A Max Zorn, personaje principal de la nueva película de Volker Schlöndorff, le importa. Escribió un libro sobre la historia de un amor fallido que busca a su regreso a Nueva York, esperando no sea demasiado tarde. 

Regreso a Montauk (Rückkehr nach Montauk, 2017) está en cartelera nacional esta semana, y quizá muchos vayan a verla por el nombre de su director, ganador del Óscar a la mejor película de habla no inglesa y la Palma de Oro en el Festival de Cine de Cannes por El tambor de hojalata (1979), y considerado junto a Fassbinder o Herzog, como uno de los nombres indispensables del llamado "nuevo cine alemán".
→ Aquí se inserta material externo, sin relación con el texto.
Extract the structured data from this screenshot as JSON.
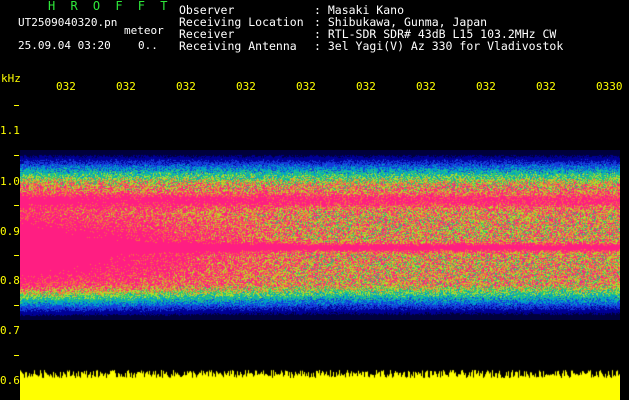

Regreso a Montauk va de Berlín a Nueva York, y ubica a Max Zorn (Stellan Skarsgård) entre Rebeca (Nina Hoss) y Clara (Susanne Wolff). Un amor del pasado aparentemente imposible y un presente cargado de clichés, esos tan explorados en la recreación cinematográfica del universo literario, lleno de miedos relacionados a las banalidades, a los dramas sin sentido y las burdas invenciones de los escritores. La película no va más allá de eso que promete, es un drama sin lágrimas, con textos aparentemente profundos y un ritmo contemplativo. Las intepretaciones son buenas, luchan por sacar la historia adelante, pero ésta no da para más.